Elizabeth could not help being caught by her husband's enthusiasm. "Well, my dear, it must be said that our union was not only advantageous for us, but also for many other members of our family," she remarked happily.
Darcy smiled. 'Except for Lady Catherine," he mused.
His wife nodded unashamedly. "Except for Lady Catherine," she echoed determinedly. With that, they both turned to catch a last glimpse of the carriage that was taking Robert and Julianne Darcy to the first stop of their long trip together.

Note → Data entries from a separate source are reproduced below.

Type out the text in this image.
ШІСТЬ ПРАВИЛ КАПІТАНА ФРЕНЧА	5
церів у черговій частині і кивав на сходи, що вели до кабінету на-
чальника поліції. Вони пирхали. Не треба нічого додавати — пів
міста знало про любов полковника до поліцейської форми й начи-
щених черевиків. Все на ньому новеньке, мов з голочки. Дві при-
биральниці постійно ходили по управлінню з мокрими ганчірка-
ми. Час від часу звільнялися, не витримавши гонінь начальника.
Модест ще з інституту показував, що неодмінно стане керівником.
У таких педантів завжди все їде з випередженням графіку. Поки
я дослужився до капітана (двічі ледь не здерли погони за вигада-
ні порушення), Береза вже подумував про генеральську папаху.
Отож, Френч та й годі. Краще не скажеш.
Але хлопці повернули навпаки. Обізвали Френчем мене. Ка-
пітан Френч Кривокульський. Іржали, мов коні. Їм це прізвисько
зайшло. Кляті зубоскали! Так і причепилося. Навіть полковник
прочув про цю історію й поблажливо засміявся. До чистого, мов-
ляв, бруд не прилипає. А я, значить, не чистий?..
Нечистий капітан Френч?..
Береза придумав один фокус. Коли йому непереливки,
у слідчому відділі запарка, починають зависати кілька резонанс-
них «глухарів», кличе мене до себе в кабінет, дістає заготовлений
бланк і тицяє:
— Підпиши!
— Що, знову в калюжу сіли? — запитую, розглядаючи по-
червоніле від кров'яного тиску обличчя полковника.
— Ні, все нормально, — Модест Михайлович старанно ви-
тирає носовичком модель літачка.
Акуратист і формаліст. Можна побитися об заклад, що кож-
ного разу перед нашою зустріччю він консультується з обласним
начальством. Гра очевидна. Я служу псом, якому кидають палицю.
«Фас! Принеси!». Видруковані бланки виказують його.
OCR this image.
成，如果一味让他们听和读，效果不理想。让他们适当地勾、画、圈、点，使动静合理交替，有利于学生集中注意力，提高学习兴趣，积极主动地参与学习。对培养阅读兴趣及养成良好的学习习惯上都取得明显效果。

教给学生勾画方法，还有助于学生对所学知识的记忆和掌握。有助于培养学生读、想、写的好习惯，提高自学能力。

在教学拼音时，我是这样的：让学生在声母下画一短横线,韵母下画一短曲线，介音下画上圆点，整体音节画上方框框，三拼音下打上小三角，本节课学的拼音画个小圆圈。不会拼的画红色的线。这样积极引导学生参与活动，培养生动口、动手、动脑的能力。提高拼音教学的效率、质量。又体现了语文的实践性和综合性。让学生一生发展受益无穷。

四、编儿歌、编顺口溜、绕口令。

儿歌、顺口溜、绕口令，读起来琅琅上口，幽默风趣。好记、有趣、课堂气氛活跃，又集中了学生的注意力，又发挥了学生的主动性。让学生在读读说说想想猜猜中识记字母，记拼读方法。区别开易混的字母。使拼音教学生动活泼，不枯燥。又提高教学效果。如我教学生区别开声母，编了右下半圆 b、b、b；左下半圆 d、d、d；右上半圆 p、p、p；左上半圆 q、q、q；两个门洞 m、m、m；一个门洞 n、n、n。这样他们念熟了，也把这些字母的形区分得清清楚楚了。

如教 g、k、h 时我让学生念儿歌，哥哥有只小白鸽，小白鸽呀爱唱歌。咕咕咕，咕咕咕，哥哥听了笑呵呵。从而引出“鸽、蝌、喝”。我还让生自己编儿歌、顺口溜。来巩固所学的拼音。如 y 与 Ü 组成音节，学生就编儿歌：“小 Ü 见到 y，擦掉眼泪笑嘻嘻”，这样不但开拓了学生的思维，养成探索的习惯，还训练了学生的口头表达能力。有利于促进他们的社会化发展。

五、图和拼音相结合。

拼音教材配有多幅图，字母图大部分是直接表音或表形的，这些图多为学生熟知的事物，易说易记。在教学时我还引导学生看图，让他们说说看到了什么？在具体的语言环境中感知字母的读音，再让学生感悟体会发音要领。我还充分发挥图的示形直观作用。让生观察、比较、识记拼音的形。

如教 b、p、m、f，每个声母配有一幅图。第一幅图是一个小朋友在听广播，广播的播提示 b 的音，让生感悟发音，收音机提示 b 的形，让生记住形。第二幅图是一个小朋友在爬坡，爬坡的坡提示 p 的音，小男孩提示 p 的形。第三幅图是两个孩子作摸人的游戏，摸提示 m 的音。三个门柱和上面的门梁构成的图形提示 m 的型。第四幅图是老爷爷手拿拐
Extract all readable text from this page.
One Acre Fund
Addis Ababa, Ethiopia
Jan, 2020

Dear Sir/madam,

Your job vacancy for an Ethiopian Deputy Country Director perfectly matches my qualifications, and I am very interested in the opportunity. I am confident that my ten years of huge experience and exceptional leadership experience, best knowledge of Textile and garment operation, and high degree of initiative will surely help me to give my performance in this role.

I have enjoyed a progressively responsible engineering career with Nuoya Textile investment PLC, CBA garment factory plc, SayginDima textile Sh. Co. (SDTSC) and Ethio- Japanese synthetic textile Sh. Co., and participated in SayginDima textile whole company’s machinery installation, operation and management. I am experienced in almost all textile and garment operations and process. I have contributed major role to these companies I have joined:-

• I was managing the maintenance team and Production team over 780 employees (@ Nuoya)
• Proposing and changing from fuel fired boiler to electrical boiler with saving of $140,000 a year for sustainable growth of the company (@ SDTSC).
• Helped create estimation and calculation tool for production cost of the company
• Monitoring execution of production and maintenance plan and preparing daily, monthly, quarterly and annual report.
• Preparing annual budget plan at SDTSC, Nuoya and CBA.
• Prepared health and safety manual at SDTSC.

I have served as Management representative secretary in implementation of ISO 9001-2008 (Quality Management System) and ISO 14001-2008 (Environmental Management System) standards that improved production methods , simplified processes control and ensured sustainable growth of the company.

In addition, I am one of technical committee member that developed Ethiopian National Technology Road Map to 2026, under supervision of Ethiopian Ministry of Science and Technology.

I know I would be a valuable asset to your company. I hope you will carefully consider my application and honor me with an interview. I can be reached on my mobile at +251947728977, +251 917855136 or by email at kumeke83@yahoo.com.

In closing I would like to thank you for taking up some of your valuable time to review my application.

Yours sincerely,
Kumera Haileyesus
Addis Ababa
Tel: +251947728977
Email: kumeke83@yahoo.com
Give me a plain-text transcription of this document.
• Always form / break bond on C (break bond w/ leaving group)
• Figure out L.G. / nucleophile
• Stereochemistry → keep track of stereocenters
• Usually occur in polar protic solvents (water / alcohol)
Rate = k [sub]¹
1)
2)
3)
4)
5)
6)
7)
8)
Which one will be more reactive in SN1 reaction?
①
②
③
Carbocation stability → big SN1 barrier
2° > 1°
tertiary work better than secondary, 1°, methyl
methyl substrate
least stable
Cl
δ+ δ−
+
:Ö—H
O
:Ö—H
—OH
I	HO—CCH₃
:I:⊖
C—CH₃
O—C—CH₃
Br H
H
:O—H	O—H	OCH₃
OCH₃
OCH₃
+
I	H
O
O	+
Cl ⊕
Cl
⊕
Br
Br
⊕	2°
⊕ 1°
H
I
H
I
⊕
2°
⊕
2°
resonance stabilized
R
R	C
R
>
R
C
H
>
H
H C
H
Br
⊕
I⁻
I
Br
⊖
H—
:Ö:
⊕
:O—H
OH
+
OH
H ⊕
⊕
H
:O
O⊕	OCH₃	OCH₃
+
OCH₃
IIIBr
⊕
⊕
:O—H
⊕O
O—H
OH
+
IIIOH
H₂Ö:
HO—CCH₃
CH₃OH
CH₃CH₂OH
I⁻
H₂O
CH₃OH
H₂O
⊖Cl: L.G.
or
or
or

Well, That's it! I hope you like it!
When I started Family Affairs on a rough piece of paper in class some months ago, I would have never thought that it would have been so wonderful writing it! I really enjoyed posting it chapter by chapter on the BoI and especially reading all your encouraging comments and suggestions. Thank you all!
I left the story open ended in some ways because I do have a sequel in mind, but more than anything it is just an idea, nothing definite...till now!
I would also like to thank Carolyn for managing the BoI board so well and to all the "founders" of RoP for giving me, and all the amateur writers around, this wonderful opportunity. Without this site I would have never realized how great writing actually is. To end with (this is getting rather long) I think I also have to thank Jane Austen for giving us such amazing characters to muse and write about!